Het verdere verloop de procedure blijkt uit:
- de beschikking van dit gerecht van 4 april 2017,
- de akte van de ABS en de curator, ingediend op 18 april 2017,
- de akte uitlating zijdens verzoekers van 11 mei 2017.
De uitspraak is bepaald op heden.

2.DE VERDERE BEOORDELING

2.1
Verzoekers zijn naar het oordeel van het gerecht niet bevoegd om namens de minderjarige op grond van artikel 1:205 lid 1 onder a BW een verzoek tot vernietiging van de erkenning van de minderjarige in te dienen. De wetgever heeft ter bescherming van het minderjarige kind in artikel 1:212 BW bepaald dat in zaken van afstamming het minderjarige kind, optredende als verzoeker of belanghebbende, wordt vertegenwoordigd door een bijzondere curator, daartoe benoemd door het gerecht die over de zaak beslist. In deze zaken kunnen de belangen van het minderjarige kind immers strijdig zijn met de belangen van zijn wettelijk vertegenwoordigers. Naar het oordeel van het gerecht volgt uit artikel 1:212 BW dat een minderjarig kind in afstammingszaken slechts mag worden vertegenwoordigd door een bijzondere curator, met uitsluiting van andere wettelijk vertegenwoordiger(s). Dit betekent dat alleen de bijzondere curator voor de minderjarige een verzoek inzake afstammingskwesties kan indienen. De bijzondere curator dient zelfstandig te toetsen of het indienen van een verzoek in een afstammingskwestie in het belang van de minderjarige is. Het gerecht begrijpt dat de Voogdijraad als bijzondere curator namens de minderjarige optreedt.
2.2
Het daadwerkelijke DNA-onderzoek heeft plaatsgevonden in een laboratorium in Engeland. Voor de vraag wanneer sprake is van een voldoende deugdelijk en betrouwbaar DNA-onderzoek zoekt het gerecht aansluiting bij het advies van de ABS. Volgens de ABS dient een DNA-onderzoek plaats te vinden in een laboratorium dat is geaccrediteerd conform de aanbevelingen van de
Paternity Testing Commision of the International Society of Forensic Genetics (ISFG).Om die reden accepteert de ABS slechts DNA-onderzoeken die zijn uitgevoerd door het Landslaboratorium en Laboratorio Familiar hier te lande.

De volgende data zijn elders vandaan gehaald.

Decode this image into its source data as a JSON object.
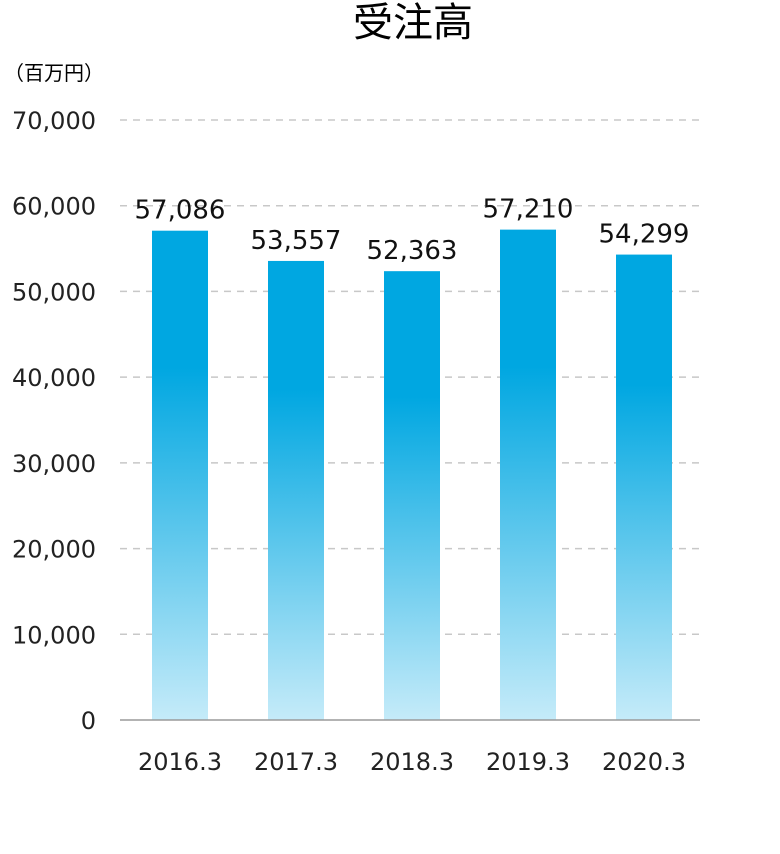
{
  "chart_data": {
    "type": "bar",
    "title": "受注高",
    "unit_label": "（百万円）",
    "categories": [
      "2016.3",
      "2017.3",
      "2018.3",
      "2019.3",
      "2020.3"
    ],
    "values": [
      57086,
      53557,
      52363,
      57210,
      54299
    ],
    "value_labels": [
      "57,086",
      "53,557",
      "52,363",
      "57,210",
      "54,299"
    ],
    "ylim": [
      0,
      70000
    ],
    "yticks": [
      0,
      10000,
      20000,
      30000,
      40000,
      50000,
      60000,
      70000
    ],
    "ytick_labels": [
      "0",
      "10,000",
      "20,000",
      "30,000",
      "40,000",
      "50,000",
      "60,000",
      "70,000"
    ],
    "grid": true,
    "legend": "none",
    "colors": {
      "bar_top": "#00a7e1",
      "bar_bottom": "#c5ebf9",
      "grid": "#c8c8c8",
      "axis": "#9a9a9a"
    }
  }
}
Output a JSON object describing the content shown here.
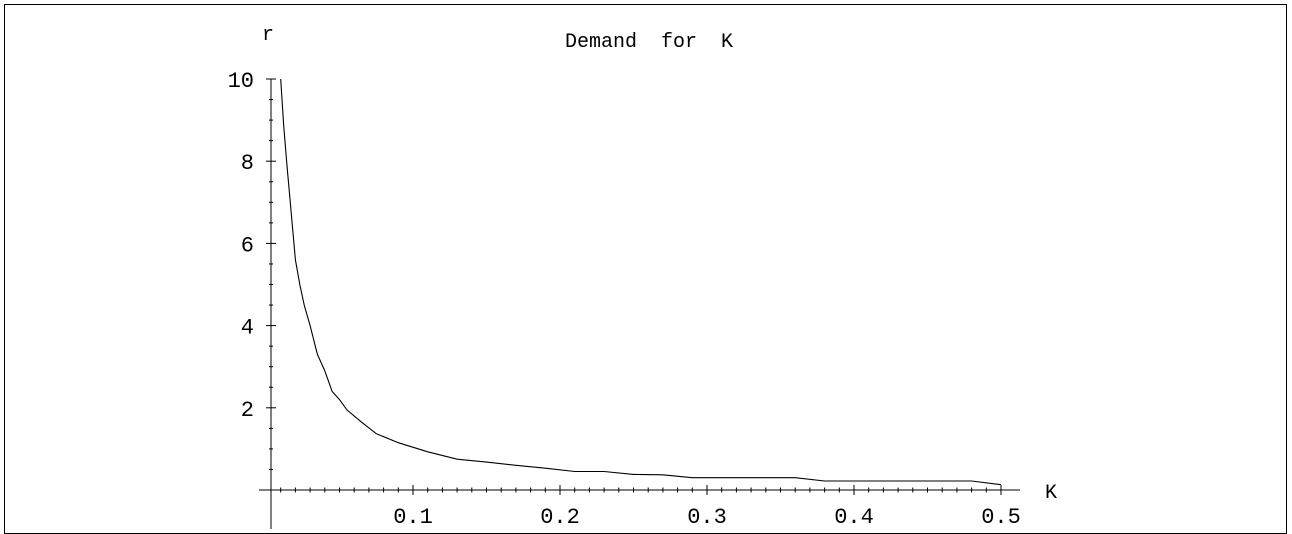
{
  "chart_data": {
    "type": "line",
    "title": "Demand  for  K",
    "xlabel": "K",
    "ylabel": "r",
    "xlim": [
      0,
      0.5
    ],
    "ylim": [
      0,
      10
    ],
    "x_ticks": [
      0.1,
      0.2,
      0.3,
      0.4,
      0.5
    ],
    "x_tick_labels": [
      "0.1",
      "0.2",
      "0.3",
      "0.4",
      "0.5"
    ],
    "y_ticks": [
      2,
      4,
      6,
      8,
      10
    ],
    "y_tick_labels": [
      "2",
      "4",
      "6",
      "8",
      "10"
    ],
    "grid": false,
    "series": [
      {
        "x": [
          0.01,
          0.012,
          0.014,
          0.017,
          0.02,
          0.023,
          0.026,
          0.03,
          0.035,
          0.04,
          0.045,
          0.05,
          0.055,
          0.065,
          0.075,
          0.09,
          0.11,
          0.13,
          0.15,
          0.17,
          0.19,
          0.21,
          0.23,
          0.25,
          0.27,
          0.29,
          0.31,
          0.33,
          0.36,
          0.38,
          0.42,
          0.46,
          0.48,
          0.5
        ],
        "y": [
          10,
          8.9,
          8.0,
          6.8,
          5.6,
          5.0,
          4.5,
          4.0,
          3.3,
          2.9,
          2.4,
          2.2,
          1.95,
          1.65,
          1.37,
          1.15,
          0.93,
          0.75,
          0.68,
          0.6,
          0.53,
          0.45,
          0.45,
          0.38,
          0.37,
          0.3,
          0.3,
          0.3,
          0.3,
          0.22,
          0.22,
          0.22,
          0.22,
          0.13
        ]
      }
    ]
  }
}
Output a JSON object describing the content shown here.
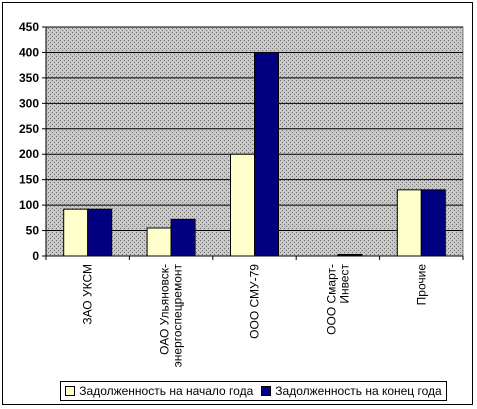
{
  "chart_data": {
    "type": "bar",
    "title": "",
    "xlabel": "",
    "ylabel": "",
    "ylim": [
      0,
      450
    ],
    "yticks": [
      0,
      50,
      100,
      150,
      200,
      250,
      300,
      350,
      400,
      450
    ],
    "grid": true,
    "legend_position": "bottom",
    "categories": [
      [
        "ЗАО УКСМ"
      ],
      [
        "ОАО Ульяновск-",
        "энергоспецремонт"
      ],
      [
        "ООО СМУ-79"
      ],
      [
        "ООО Смарт-",
        "Инвест"
      ],
      [
        "Прочие"
      ]
    ],
    "series": [
      {
        "name": "Задолженность на начало года",
        "values": [
          92,
          55,
          200,
          0,
          130
        ],
        "color": "#ffffcc"
      },
      {
        "name": "Задолженность на конец года",
        "values": [
          92,
          72,
          400,
          3,
          130
        ],
        "color": "#000080"
      }
    ],
    "plot_background": "#c0c0c0"
  }
}
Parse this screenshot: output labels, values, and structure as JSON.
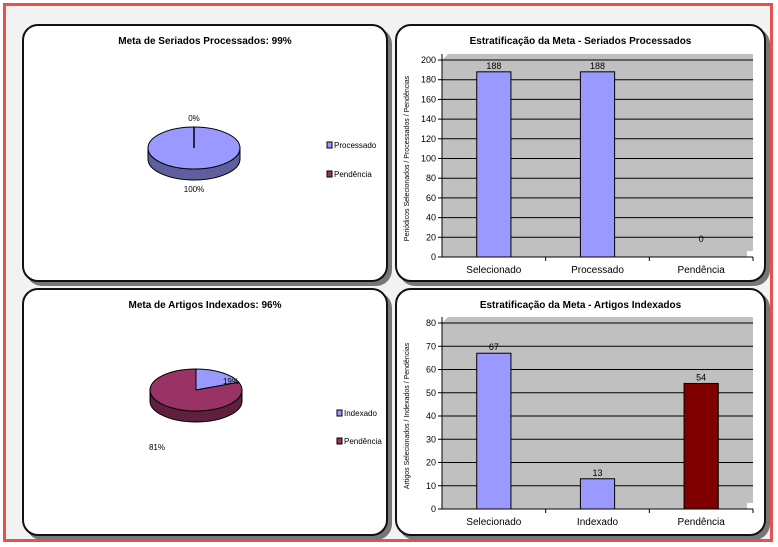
{
  "colors": {
    "blue": "#9999ff",
    "blueDark": "#5555aa",
    "maroon": "#993366",
    "maroonDark": "#4a1a30",
    "darkred": "#800000",
    "plotbg": "#c0c0c0"
  },
  "chart_data": [
    {
      "type": "pie",
      "title": "Meta de Seriados Processados: 99%",
      "labels": [
        "Processado",
        "Pendência"
      ],
      "values": [
        100,
        0
      ],
      "data_labels": [
        "100%",
        "0%"
      ],
      "colors": [
        "#9999ff",
        "#993366"
      ],
      "legend": "right"
    },
    {
      "type": "bar",
      "title": "Estratificação da Meta - Seriados Processados",
      "ylabel": "Periódicos Selecionados / Processados / Pendências",
      "categories": [
        "Selecionado",
        "Processado",
        "Pendência"
      ],
      "values": [
        188,
        188,
        0
      ],
      "ylim": [
        0,
        200
      ],
      "yticks": [
        0,
        20,
        40,
        60,
        80,
        100,
        120,
        140,
        160,
        180,
        200
      ],
      "colors": [
        "#9999ff",
        "#9999ff",
        "#9999ff"
      ],
      "grid": true
    },
    {
      "type": "pie",
      "title": "Meta de Artigos Indexados: 96%",
      "labels": [
        "Indexado",
        "Pendência"
      ],
      "values": [
        19,
        81
      ],
      "data_labels": [
        "19%",
        "81%"
      ],
      "colors": [
        "#9999ff",
        "#993366"
      ],
      "legend": "right"
    },
    {
      "type": "bar",
      "title": "Estratificação da Meta - Artigos Indexados",
      "ylabel": "Artigos Selecionados / Indexados / Pendências",
      "categories": [
        "Selecionado",
        "Indexado",
        "Pendência"
      ],
      "values": [
        67,
        13,
        54
      ],
      "ylim": [
        0,
        80
      ],
      "yticks": [
        0,
        10,
        20,
        30,
        40,
        50,
        60,
        70,
        80
      ],
      "colors": [
        "#9999ff",
        "#9999ff",
        "#800000"
      ],
      "grid": true
    }
  ]
}
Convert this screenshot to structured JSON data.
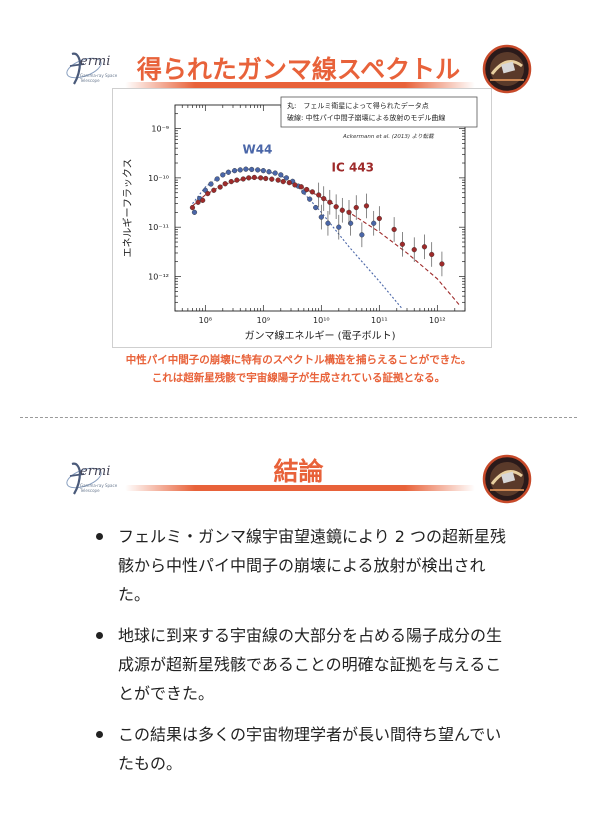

Het gerecht is van oordeel dat een DNA-onderzoek dient te worden uitgevoerd door één van de hier te lande erkende laboratoria eventueel in samenwerking met een (geaccrediteerd) Engels laboratorium. Dit dient te worden uitgevoerd op een zodanige wijze dat de procedure met voldoende waarborgen is omkleed.
2.3
Iedere verdere beslissing zal worden aangehouden.

3.DE BESLISSING

Het gerecht:
gelast een (DNA-)onderzoek naar de vraag met welke mate van waarschijnlijkheid de man, [Y], geboren op [datum] 1976 in Colombia, de biologische vader is van [Z], geboren [datum] 2002 in Aruba uit de vrouw [X], geboren op [datum] 1980 in Aruba,
benoemt de door het Landslaboratorium dan wel de I.L. Laboratotio Familiar N.V. aan te wijzen specialist als deskundige,
verzoekt de deskundige rapport terzake uit te brengen aan het gerecht door tussenkomst van bijzonder curator op de rol van
dinsdag 24 oktober 2017voor overlegging DNA-resultaat,
houdt iedere verdere beslissing aan.
Deze beschikking is gegeven op dinsdag 20 juni 2017 door mr. W.J. Noordhuizen, rechter in dit gerecht, in tegenwoordigheid van de griffier.